Types of business bankruptcy
There are three types of business bankruptcy based on the Chapter under which you file business bankruptcy. Also, the applicability of each type of business bankruptcy depends on the type of business i.e. sole proprietorship, partnership, Limited Liability Company (LLC) or corporation. In case of sole proprietorship, the personal assets of the proprietor might be sold in order to retrieve the money for repayment of the business debt. However, in case of LLCs, corporations and some partnerships, the assets of the business owners are protected since the business is treated as an entity separate from the individual/individuals that own the business.
So, the three types of business bankruptcy (applicable to individuals too) are:
Chapter 7 bankruptcy
Under Chapter 7 (which is applicable primarily to individuals and small businesses i.e. sole proprietorships), the assets of the business and the business owner/proprietor are liquidated in order to make the repayments to the creditors… as per the bankruptcy law.
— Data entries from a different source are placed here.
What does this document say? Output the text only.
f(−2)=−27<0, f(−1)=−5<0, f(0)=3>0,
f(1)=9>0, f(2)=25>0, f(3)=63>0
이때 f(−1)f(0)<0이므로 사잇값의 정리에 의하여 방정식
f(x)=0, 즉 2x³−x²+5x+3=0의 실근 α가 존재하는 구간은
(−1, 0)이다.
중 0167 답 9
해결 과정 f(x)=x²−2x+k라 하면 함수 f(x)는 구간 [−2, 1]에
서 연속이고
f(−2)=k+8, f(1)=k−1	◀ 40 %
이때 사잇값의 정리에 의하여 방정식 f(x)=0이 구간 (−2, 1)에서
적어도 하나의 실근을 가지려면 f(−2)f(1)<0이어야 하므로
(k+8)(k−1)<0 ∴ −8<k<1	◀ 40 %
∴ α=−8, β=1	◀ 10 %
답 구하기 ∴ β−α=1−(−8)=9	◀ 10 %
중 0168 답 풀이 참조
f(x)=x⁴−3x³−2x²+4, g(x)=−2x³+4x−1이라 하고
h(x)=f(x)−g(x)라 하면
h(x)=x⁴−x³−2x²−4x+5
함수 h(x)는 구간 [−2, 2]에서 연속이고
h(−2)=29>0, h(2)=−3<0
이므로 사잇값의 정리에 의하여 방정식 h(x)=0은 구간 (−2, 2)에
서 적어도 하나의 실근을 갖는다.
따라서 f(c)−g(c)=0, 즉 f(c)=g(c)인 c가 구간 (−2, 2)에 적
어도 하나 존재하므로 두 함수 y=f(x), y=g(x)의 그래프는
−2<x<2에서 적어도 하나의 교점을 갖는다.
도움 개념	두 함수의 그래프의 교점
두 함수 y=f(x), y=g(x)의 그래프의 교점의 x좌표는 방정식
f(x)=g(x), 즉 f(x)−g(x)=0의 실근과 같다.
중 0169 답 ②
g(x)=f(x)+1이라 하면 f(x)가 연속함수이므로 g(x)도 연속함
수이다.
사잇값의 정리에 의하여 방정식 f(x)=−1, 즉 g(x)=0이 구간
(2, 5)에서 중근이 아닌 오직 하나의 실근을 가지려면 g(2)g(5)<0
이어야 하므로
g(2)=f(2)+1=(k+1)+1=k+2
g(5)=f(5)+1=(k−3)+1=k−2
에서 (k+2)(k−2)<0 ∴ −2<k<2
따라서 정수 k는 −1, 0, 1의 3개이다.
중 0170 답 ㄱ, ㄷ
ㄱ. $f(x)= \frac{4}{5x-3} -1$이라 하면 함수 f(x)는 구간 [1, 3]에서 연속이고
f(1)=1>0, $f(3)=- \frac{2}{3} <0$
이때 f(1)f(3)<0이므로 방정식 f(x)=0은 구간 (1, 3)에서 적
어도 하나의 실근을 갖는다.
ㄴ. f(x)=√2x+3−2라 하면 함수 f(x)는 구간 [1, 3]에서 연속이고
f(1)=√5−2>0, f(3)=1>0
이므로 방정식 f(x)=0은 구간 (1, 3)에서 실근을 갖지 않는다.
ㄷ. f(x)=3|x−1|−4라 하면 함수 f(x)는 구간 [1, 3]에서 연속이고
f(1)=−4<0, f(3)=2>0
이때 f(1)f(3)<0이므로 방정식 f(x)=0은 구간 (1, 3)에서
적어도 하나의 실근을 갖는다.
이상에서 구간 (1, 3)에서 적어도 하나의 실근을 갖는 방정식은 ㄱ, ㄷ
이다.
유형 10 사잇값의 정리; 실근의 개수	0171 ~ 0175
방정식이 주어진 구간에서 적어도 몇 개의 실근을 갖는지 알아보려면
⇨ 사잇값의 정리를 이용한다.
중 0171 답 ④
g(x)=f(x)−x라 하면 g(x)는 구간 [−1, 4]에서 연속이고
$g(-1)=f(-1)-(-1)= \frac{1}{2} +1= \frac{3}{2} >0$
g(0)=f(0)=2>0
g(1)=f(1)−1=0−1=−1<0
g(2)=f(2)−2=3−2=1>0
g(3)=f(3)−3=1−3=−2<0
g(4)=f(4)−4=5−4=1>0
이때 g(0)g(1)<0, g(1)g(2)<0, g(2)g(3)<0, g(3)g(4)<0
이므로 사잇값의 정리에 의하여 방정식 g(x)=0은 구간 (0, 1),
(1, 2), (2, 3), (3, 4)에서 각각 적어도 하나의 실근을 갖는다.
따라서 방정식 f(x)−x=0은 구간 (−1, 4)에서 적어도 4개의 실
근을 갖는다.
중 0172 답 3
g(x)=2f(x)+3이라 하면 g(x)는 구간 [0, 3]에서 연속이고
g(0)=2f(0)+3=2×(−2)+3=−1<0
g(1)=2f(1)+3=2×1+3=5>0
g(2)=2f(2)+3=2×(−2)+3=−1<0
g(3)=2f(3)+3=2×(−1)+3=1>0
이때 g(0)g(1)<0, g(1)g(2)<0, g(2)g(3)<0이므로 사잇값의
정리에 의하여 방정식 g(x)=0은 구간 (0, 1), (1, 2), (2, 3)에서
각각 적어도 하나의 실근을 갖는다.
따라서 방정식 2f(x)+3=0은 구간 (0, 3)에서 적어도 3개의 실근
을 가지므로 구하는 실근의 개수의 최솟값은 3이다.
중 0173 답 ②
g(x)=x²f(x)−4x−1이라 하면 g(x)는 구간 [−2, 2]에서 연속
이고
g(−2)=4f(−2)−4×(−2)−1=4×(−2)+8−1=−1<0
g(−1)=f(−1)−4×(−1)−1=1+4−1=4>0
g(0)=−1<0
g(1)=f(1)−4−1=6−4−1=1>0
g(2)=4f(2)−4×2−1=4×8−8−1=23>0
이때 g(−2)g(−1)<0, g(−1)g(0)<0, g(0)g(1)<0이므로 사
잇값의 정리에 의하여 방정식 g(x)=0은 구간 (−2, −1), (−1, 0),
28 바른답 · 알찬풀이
Post this exercise, the business/proprietor is free of debt. Chapter 7 is opted for by business owners when they see no future for the business and decide to give-up rather than fight it out and repay debts.
Chapter 13 bankruptcy
Under Chapter 13 bankruptcy (this too is applicable to individuals and small businesses or sole proprietors), the debt is reorganized in such a way so as to facilitate the repayment over a three to five year period.
Typically, the court will appoint a trustee who will set-up a repayment plan (might ask the debtor to prepare the plan) based on the debt, the income and the assets of the business/proprietor. This plan is then shared with the creditors and edited till there is an agreement achieved between the debtor and creditors. If required, the trustee will intervene to help finalize the repayment plan between two parties.
So, Chapter 13 offers more protection to personal assets (e.g. home) as compared to Chapter 7 bankruptcy.
Chapter 11 bankruptcy
Under Chapter 11 bankruptcy, the business gets more flexibility in terms of repayment period which can extend even up to twenty years or more. However, the business is kept under a very close scrutiny at all times. Like the other two Chapters, Chapter 11 too covers individuals as well. Chapter 11 bankruptcy is quite complex and the processing time is also much more for Chapter 11 Bankruptcy.
Though Chapter 7, 13 and 11 are the most commonly discussed Bankruptcy Chapters, there is another one (Chapter 12) under which fishermen and family farmers can file business bankruptcy.
It is also important to note that there are various eligibility criteria that you must fulfill for each type of bankruptcy and hence it might not totally be your choice. In any case, it would be best for you to consult a bankruptcy attorney to help you out in taking the decision and moving your case forward with ease.